Hay un detalle que de verdad disfruté, el autor nos narra una versión narco-melodramática de Dragon Ball. Se trata de la vida del Gokú y el Vegeta mexicanos, dos jóvenes cuyo hado es darse de chingadazos con quien se deje, dos saiyajines mexas que terminan devastados por sus deseos. El valor paródico e ilustrativo del fragmento resalta, sin duda. Quizás sea mi parte favorita del libro. Aquí una muestra: “Le decían el Gokú, porque cuando se encabronaba era bueno para los madrazos. Estaba parado afuera de la casa de su patrón, recargado en su Tsuru blanco que era como su nube voladora. Desde morro supo que lo suyo era ser un guerrero. Veía Dragon Ball con sus primos y cuando terminaba el capítulo se agarraban a putazos entre todos”.
Volviendo a la idea del taller literario, me parece que un buen libro es siempre una lección de escritura en sí mismo. La novela de Solórzano también me parece un modelo potente de narrativa para que los autores jóvenes entiendan cómo escribir una historia clara, con giros justos y gran valor retórico. De hecho, aparecen a lo largo del texto algunas nociones inquietantes sobre la literatura, ideas dignas de una versión demente de Aristóteles, una interpretación insolente de la idea del artificio artístico: “Él sostenía que la escritura tenía como premisa la mentira. Pura chapucería. Solo en la literatura la vida tiene un sentido, las acciones un significado. En los talleres de escritura te exigen que seas verosímil, que cada detalle esté justificado en la trama, “si describes un arma, alguien tiene que usarla”; mamadas, si el arte imita la vida, la imita de la rechingada y ésa es la mentira fundamental: la vida no tiene sentido y las cosas pasan porque se les hinchan los güevos”. Todo lo que afirma aquí el personaje me parece verdadero.

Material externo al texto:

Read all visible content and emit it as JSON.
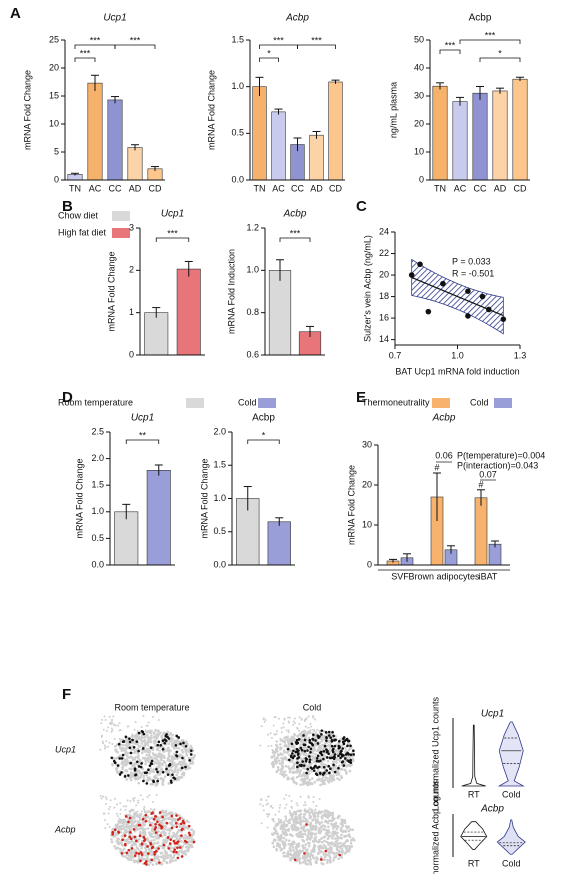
{
  "panel_labels": [
    "A",
    "B",
    "C",
    "D",
    "E",
    "F"
  ],
  "umap": {
    "columns": [
      "Room temperature",
      "Cold"
    ],
    "rows": [
      "Ucp1",
      "Acbp"
    ]
  },
  "chart_data": [
    {
      "type": "bar",
      "title": "Ucp1",
      "ylabel": "mRNA Fold Change",
      "categories": [
        "TN",
        "AC",
        "CC",
        "AD",
        "CD"
      ],
      "values": [
        1,
        17.3,
        14.3,
        5.8,
        2
      ],
      "errors": [
        0.2,
        1.4,
        0.6,
        0.5,
        0.4
      ],
      "colors": [
        "#c9cbee",
        "#f6b26b",
        "#8f93d2",
        "#fbd3a6",
        "#fcc68d"
      ],
      "ylim": [
        0,
        25
      ],
      "yticks": [
        0,
        5,
        10,
        15,
        20,
        25
      ],
      "annotations": [
        "***",
        "***",
        "***"
      ]
    },
    {
      "type": "bar",
      "title": "Acbp",
      "ylabel": "mRNA Fold Change",
      "categories": [
        "TN",
        "AC",
        "CC",
        "AD",
        "CD"
      ],
      "values": [
        1.0,
        0.73,
        0.38,
        0.48,
        1.05
      ],
      "errors": [
        0.1,
        0.03,
        0.07,
        0.04,
        0.02
      ],
      "colors": [
        "#f6b26b",
        "#c9cbee",
        "#8f93d2",
        "#fbd3a6",
        "#fcc68d"
      ],
      "ylim": [
        0,
        1.5
      ],
      "yticks": [
        {
          "value": 0,
          "label": "0.0"
        },
        {
          "value": 0.5,
          "label": "0.5"
        },
        {
          "value": 1,
          "label": "1.0"
        },
        {
          "value": 1.5,
          "label": "1.5"
        }
      ],
      "annotations": [
        "*",
        "***",
        "***"
      ]
    },
    {
      "type": "bar",
      "title": "Acbp",
      "ylabel": "ng/mL plasma",
      "categories": [
        "TN",
        "AC",
        "CC",
        "AD",
        "CD"
      ],
      "values": [
        33.5,
        28,
        31,
        31.8,
        36
      ],
      "errors": [
        1.2,
        1.5,
        2.4,
        1,
        0.7
      ],
      "colors": [
        "#f6b26b",
        "#c9cbee",
        "#8f93d2",
        "#fbd3a6",
        "#fcc68d"
      ],
      "ylim": [
        0,
        50
      ],
      "yticks": [
        0,
        10,
        20,
        30,
        40,
        50
      ],
      "annotations": [
        "***",
        "***",
        "*"
      ]
    },
    {
      "type": "bar",
      "title": "Ucp1",
      "ylabel": "mRNA Fold Change",
      "categories": [
        null,
        null
      ],
      "values": [
        1.0,
        2.03
      ],
      "errors": [
        0.12,
        0.18
      ],
      "colors": [
        "#d9d9d9",
        "#e8757a"
      ],
      "ylim": [
        0,
        3
      ],
      "yticks": [
        0,
        1,
        2,
        3
      ],
      "annotations": [
        "***"
      ],
      "legend": [
        {
          "name": "Chow diet",
          "color": "#d9d9d9"
        },
        {
          "name": "High fat diet",
          "color": "#e8757a"
        }
      ]
    },
    {
      "type": "bar",
      "title": "Acbp",
      "ylabel": "mRNA Fold Induction",
      "categories": [
        null,
        null
      ],
      "values": [
        1.0,
        0.71
      ],
      "errors": [
        0.05,
        0.025
      ],
      "colors": [
        "#d9d9d9",
        "#e8757a"
      ],
      "ylim": [
        0.6,
        1.2
      ],
      "yticks": [
        {
          "value": 0.6,
          "label": "0.6"
        },
        {
          "value": 0.8,
          "label": "0.8"
        },
        {
          "value": 1,
          "label": "1.0"
        },
        {
          "value": 1.2,
          "label": "1.2"
        }
      ],
      "annotations": [
        "***"
      ]
    },
    {
      "type": "scatter",
      "xlabel": "BAT Ucp1 mRNA fold induction",
      "ylabel": "Sulzer's vein Acbp (ng/mL)",
      "x": [
        0.78,
        0.82,
        0.86,
        0.93,
        1.05,
        1.05,
        1.12,
        1.15,
        1.22
      ],
      "values": [
        20,
        21,
        16.6,
        19.2,
        18.5,
        16.2,
        18,
        16.8,
        15.9
      ],
      "color": "#111111",
      "band_color": "#2e3a8c",
      "xlim": [
        0.7,
        1.3
      ],
      "xticks": [
        {
          "value": 0.7,
          "label": "0.7"
        },
        {
          "value": 1,
          "label": "1.0"
        },
        {
          "value": 1.3,
          "label": "1.3"
        }
      ],
      "ylim": [
        13.5,
        24
      ],
      "yticks": [
        14,
        16,
        18,
        20,
        22,
        24
      ],
      "annotations": [
        "P = 0.033",
        "R = -0.501"
      ]
    },
    {
      "type": "bar",
      "title": "Ucp1",
      "ylabel": "mRNA Fold Change",
      "categories": [
        null,
        null
      ],
      "values": [
        1.0,
        1.78
      ],
      "errors": [
        0.14,
        0.1
      ],
      "colors": [
        "#d9d9d9",
        "#9a9ed8"
      ],
      "ylim": [
        0,
        2.5
      ],
      "yticks": [
        {
          "value": 0,
          "label": "0.0"
        },
        {
          "value": 0.5,
          "label": "0.5"
        },
        {
          "value": 1,
          "label": "1.0"
        },
        {
          "value": 1.5,
          "label": "1.5"
        },
        {
          "value": 2,
          "label": "2.0"
        },
        {
          "value": 2.5,
          "label": "2.5"
        }
      ],
      "annotations": [
        "**"
      ],
      "legend": [
        {
          "name": "Room temperature",
          "color": "#d9d9d9"
        },
        {
          "name": "Cold",
          "color": "#9a9ed8"
        }
      ]
    },
    {
      "type": "bar",
      "title": "Acbp",
      "ylabel": "mRNA Fold Change",
      "categories": [
        null,
        null
      ],
      "values": [
        1.0,
        0.65
      ],
      "errors": [
        0.18,
        0.06
      ],
      "colors": [
        "#d9d9d9",
        "#9a9ed8"
      ],
      "ylim": [
        0,
        2
      ],
      "yticks": [
        {
          "value": 0,
          "label": "0.0"
        },
        {
          "value": 0.5,
          "label": "0.5"
        },
        {
          "value": 1,
          "label": "1.0"
        },
        {
          "value": 1.5,
          "label": "1.5"
        },
        {
          "value": 2,
          "label": "2.0"
        }
      ],
      "annotations": [
        "*"
      ]
    },
    {
      "type": "grouped_bar",
      "title": "Acbp",
      "ylabel": "mRNA Fold Change",
      "categories": [
        "SVF",
        "Brown adipocytes",
        "iBAT"
      ],
      "series": [
        {
          "name": "Thermoneutrality",
          "color": "#f7b36d",
          "values": [
            1,
            17,
            16.8
          ],
          "errors": [
            0.4,
            6,
            2
          ]
        },
        {
          "name": "Cold",
          "color": "#9a9ed8",
          "values": [
            1.8,
            3.8,
            5.2
          ],
          "errors": [
            1,
            1,
            0.8
          ]
        }
      ],
      "ylim": [
        0,
        30
      ],
      "yticks": [
        0,
        10,
        20,
        30
      ],
      "annotations": [
        "0.06",
        "0.07",
        "#",
        "#",
        "P(temperature)=0.004",
        "P(interaction)=0.043"
      ]
    },
    {
      "type": "violin",
      "title": "Ucp1",
      "ylabel": "Log normalized Ucp1 counts",
      "categories": [
        "RT",
        "Cold"
      ]
    },
    {
      "type": "violin",
      "title": "Acbp",
      "ylabel": "Log normalized Acbp counts",
      "categories": [
        "RT",
        "Cold"
      ]
    }
  ]
}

El final del libro me pareció justo, tiene un equilibro de sorpresa y lógica que me deslumbró. Nada tan importante, creo, como un buen cierre para que una obra se eleve. Solórzano demuestra que los caminos a donde nos lleva la escritura, tanto en la vida como en la ficción, no dejan de maravillarnos. Así que Taller de literatura es una obra que recomiendo por todo lo alto. Tierra Adentro sigue siendo una referencia de autores a los que es necesario ponerles atención, y que establecerán la forma en la que se crea buena literatura en nuestro país y en Latinoamérica. Mi sugerencia es que dejen de ir a talleres mediocres o, de plano, dañinos, y mejor lean esta novela; seguro que, al menos, los saca un rato de sus diminutas —o tal vez descomunales— tragedias.